Astonishingly, none of this actually derailed the opening ceremony, which was a wild and idiosyncratic combination of the universal and the quirky, including Lady Gaga, Céline Dion, drag queens and a “naked blue smurf” who, we learnt later, was meant to portray the Greek God Dionysus. But as British commentators sneered — The Times  called it “a damp squib” — the French were “dazzled” (a happy 86% of them according to a poll). Never had an opening ceremony been done like this, on such a scale. That night, a reset button was pressed in France. There would be a before and an after Paris 2024.

“That night, a reset button was pressed in France. There would be a before and an after Paris 2024.”

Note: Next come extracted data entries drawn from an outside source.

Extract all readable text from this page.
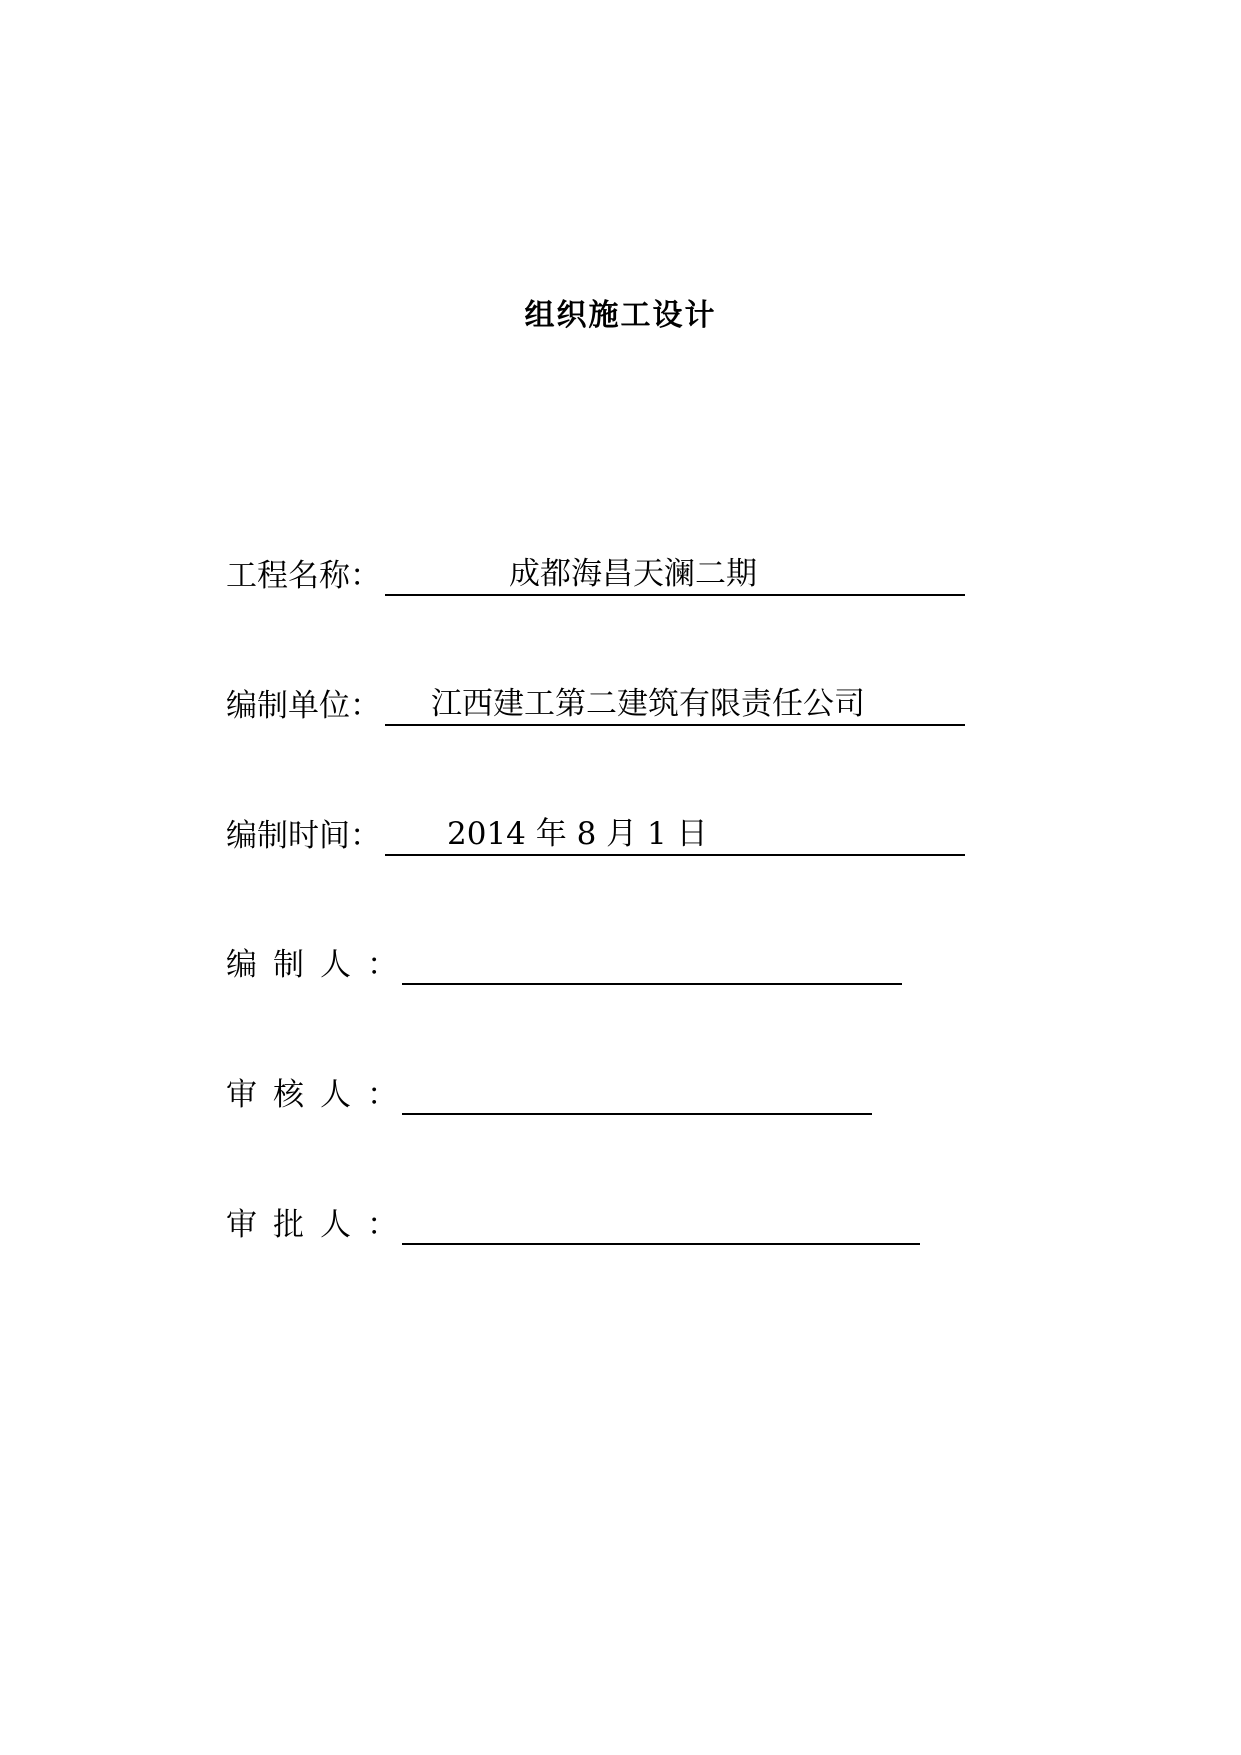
组织施工设计
工程名称：	成都海昌天澜二期
编制单位： 江西建工第二建筑有限责任公司
编制时间： 2014 年 8 月 1 日
编制人：
审核人：
审批人：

Before Paris 2024, shortly before the Olympic chaos landed, French voters caused chaos themselves in the first round of a snap election. Only to then distance themselves from Marine Le Pen’s hard-Right party in the second. There was some relief as a coalition of the Left and centrists were victorious. But we were left with an overriding feeling of uncertainty. France has become such a divided country, with two very vocal and disruptive political extremes, that it has become almost impossible to imagine politicians rising to the challenge for the sake of national harmony. President Macron declared a political truce during the Games. We would deal with this later.

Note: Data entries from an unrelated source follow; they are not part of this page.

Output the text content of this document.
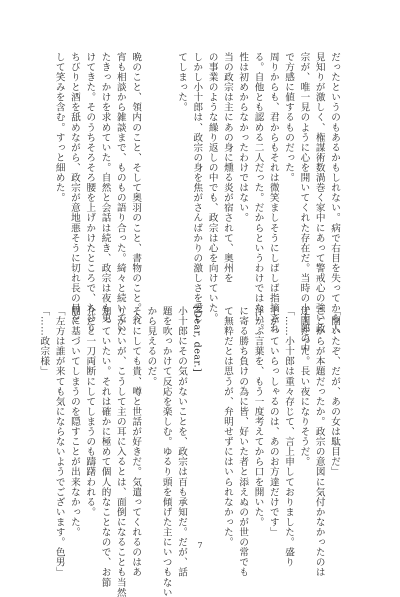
だったというのもあるかもしれない。病で右目を失ってから人
見知りが激しく、権謀術数渦巻く家中にあって警戒心の強い政
宗が、唯一見のように心を開いてくれた存在だ。当時の小十郎の中
で方感に値するものだった。
周りからも、君からもそれは微笑ましそうにしばしば指摘され
る。自他とも認める二人だった。だからというわけではない。
性は初めからなかったわけではない。
当の政宗は主にあの身に燻る炎が宿されて、奥州を
の事業のような繰り返しの中でも、政宗は心を向けていた。
しかし小十郎は、政宗の身を焦がさんばかりの激しさを愛し
てしまった。

晩のこと、領内のこと、そして奥羽のこと、書物のこと。今
宵も相談から雑談まで、ものもの語り合った。綺々と続いてい
たきっかけを求めていた。自然と会話は続き、政宗は夜も更
けてきた。そのうちそろそろ腰を上げかけたところで、ちびり
ちびりと酒を舐めながら、政宗が意地悪そうに切れ長の目を
して笑みを含む。すっと細めた。
「開いたぞ、だが、あの女は駄目だ」
ここからが本題だったか。政宗の意図に気付かなかったのは
迂闊だった。長い夜になりそうだ。
「……小十郎は重々存じて、言上申しておりました。盛り
上がっていらっしゃるのは、あのお方達だけです」
浮かぶ言葉を、もう一度考えてから口を開いた。
に寄る勝ち負けの為に皆、好いた者と添えぬのが世の常でも
て無粋だとは思うが、弁明せずにはいられなかった。

[Dear, dear.]
小十郎にその気がないことを、政宗は百も承知だ。だが、話
題を吹っかけて反応を楽しむ。ゆるり頭を傾げた主にいつもない
から見えるのだ。
それにしても貴、噂と世話が好きだ。気遣ってくれるのはあ
りがたいが、こうして主の耳に入るとは、面倒になることも当然
知っていたい。それは確かに極めて個人的なことなので、お節
介だと一刀両断にしてしまうのも躊躇われる。
間に基づいてしまうのを隠すことが出来なかった。
「左方は誰が来ても気にならないようでございます。色男」
「……政宗様」
7
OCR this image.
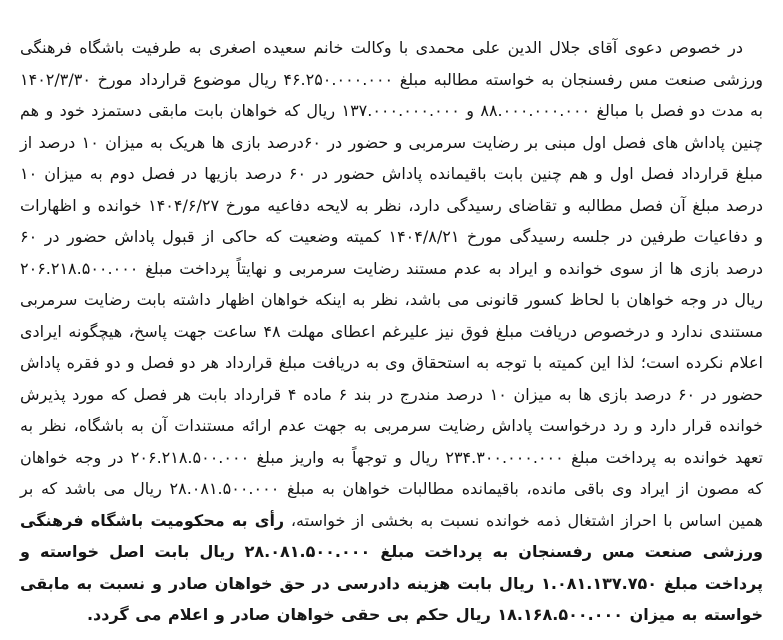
در خصوص دعوی آقای جلال الدین علی محمدی با وکالت خانم سعیده اصغری به طرفیت باشگاه فرهنگی ورزشی صنعت مس رفسنجان به خواسته مطالبه مبلغ ۴۶.۲۵۰.۰۰۰.۰۰۰ ریال موضوع قرارداد مورخ ۱۴۰۲/۳/۳۰ به مدت دو فصل با مبالغ ۸۸.۰۰۰.۰۰۰.۰۰۰ و ۱۳۷.۰۰۰.۰۰۰.۰۰۰ ریال که خواهان بابت مابقی دستمزد خود و هم چنین پاداش های فصل اول مبنی بر رضایت سرمربی و حضور در ۶۰درصد بازی ها هریک به میزان ۱۰ درصد از مبلغ قرارداد فصل اول و هم چنین بابت باقیمانده پاداش حضور در ۶۰ درصد بازیها در فصل دوم به میزان ۱۰ درصد مبلغ آن فصل مطالبه و تقاضای رسیدگی دارد، نظر به لایحه دفاعیه مورخ ۱۴۰۴/۶/۲۷ خوانده و اظهارات و دفاعیات طرفین در جلسه رسیدگی مورخ ۱۴۰۴/۸/۲۱ کمیته وضعیت که حاکی از قبول پاداش حضور در ۶۰ درصد بازی ها از سوی خوانده و ایراد به عدم مستند رضایت سرمربی و نهایتاً پرداخت مبلغ ۲۰۶.۲۱۸.۵۰۰.۰۰۰ ریال در وجه خواهان با لحاظ کسور قانونی می باشد، نظر به اینکه خواهان اظهار داشته بابت رضایت سرمربی مستندی ندارد و درخصوص دریافت مبلغ فوق نیز علیرغم اعطای مهلت ۴۸ ساعت جهت پاسخ، هیچگونه ایرادی اعلام نکرده است؛ لذا این کمیته با توجه به استحقاق وی به دریافت مبلغ قرارداد هر دو فصل و دو فقره پاداش حضور در ۶۰ درصد بازی ها به میزان ۱۰ درصد مندرج در بند ۶ ماده ۴ قرارداد بابت هر فصل که مورد پذیرش خوانده قرار دارد و رد درخواست پاداش رضایت سرمربی به جهت عدم ارائه مستندات آن به باشگاه، نظر به تعهد خوانده به پرداخت مبلغ ۲۳۴.۳۰۰.۰۰۰.۰۰۰ ریال و توجهاً به واریز مبلغ ۲۰۶.۲۱۸.۵۰۰.۰۰۰ در وجه خواهان که مصون از ایراد وی باقی مانده، باقیمانده مطالبات خواهان به مبلغ ۲۸.۰۸۱.۵۰۰.۰۰۰ ریال می باشد که بر همین اساس با احراز اشتغال ذمه خوانده نسبت به بخشی از خواسته، رأی به محکومیت باشگاه فرهنگی ورزشی صنعت مس رفسنجان به پرداخت مبلغ ۲۸.۰۸۱.۵۰۰.۰۰۰ ریال بابت اصل خواسته و پرداخت مبلغ ۱.۰۸۱.۱۳۷.۷۵۰ ریال بابت هزینه دادرسی در حق خواهان صادر و نسبت به مابقی خواسته به میزان ۱۸.۱۶۸.۵۰۰.۰۰۰ ریال حکم بی حقی خواهان صادر و اعلام می گردد.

And then the heavens opened, along with the Games, and with it came a new joie de vivre. As Raphaël Enthoven described it: “Collective happiness, shared jubilation, Paris both deserted and full, a sublime opening ceremony, triumphant athletes, French champions who love their President, the far-Left suddenly silent… Ah, if only the Games could last forever.”

Obviously French victors have helped the French mood. But another thing has cast a compelling spell. The Olympic decors are breathtakingly beautiful. The beach volley beneath the Eiffel Tower built for the 1889 Exposition Universelle, the fencing under the glass dome of the Grand Palais built for the Exposition Universelle of the following year, the triathlon athletes diving from Alexander III bridge into the Seine, the BMX competitions on the 18th-century Place de la Concorde, the cycling races going up and down Montmartre, through the Left Bank boulevards, the equestrian competitions in Versailles. “There is a perfect harmony between those historical settings and the Olympic achievements of the world’s greatest champions,” wrote Pierre Chausse in Le Parisien. “Long ago Parisians stopped believing their city was among the most beautiful in the world. It’s as if the Games have reignited their love for their city.

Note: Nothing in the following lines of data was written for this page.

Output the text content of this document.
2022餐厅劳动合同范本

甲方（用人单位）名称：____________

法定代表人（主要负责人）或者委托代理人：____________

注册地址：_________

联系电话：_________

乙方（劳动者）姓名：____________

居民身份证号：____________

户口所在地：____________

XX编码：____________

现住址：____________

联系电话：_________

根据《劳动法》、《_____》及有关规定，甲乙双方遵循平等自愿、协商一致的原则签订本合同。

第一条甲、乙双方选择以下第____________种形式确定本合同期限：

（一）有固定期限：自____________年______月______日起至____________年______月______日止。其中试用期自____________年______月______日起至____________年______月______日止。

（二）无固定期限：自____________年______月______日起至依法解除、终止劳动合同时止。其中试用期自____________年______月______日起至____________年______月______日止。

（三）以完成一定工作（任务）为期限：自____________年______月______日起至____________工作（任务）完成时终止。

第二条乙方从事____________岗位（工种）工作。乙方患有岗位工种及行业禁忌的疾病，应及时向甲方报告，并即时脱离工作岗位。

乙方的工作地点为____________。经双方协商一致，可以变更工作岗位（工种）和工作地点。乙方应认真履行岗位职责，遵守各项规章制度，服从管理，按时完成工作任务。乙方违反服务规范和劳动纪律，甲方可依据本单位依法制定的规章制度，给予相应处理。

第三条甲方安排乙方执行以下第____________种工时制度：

International broadcasters concur. NBC Sports published its figures for the first week of the games showing that 4.5 billion minutes had already been streamed, more than the entire Tokyo Games of 2021. Warner Bros Discovery reached in two days more visitors to its platform than for the entire 2021 games. And the Paris Games has sold 9.1 million tickets so far, already breaking the record held by Atlanta 1996.

Paris is, indeed, both deserted and full. The grumpy and worried have left in droves, leaving the sport fans who are simply happy to be here. Tourists and locals alike, those left roam the streets with one thing in common: they can’t stop beaming and marvelling at everything. The Parisians who have remained out of curiosity have unexpectedly fallen back in love with their home. Optimism is a heady feeling. France should always remember what it feels like. It will come handy when we form our next government.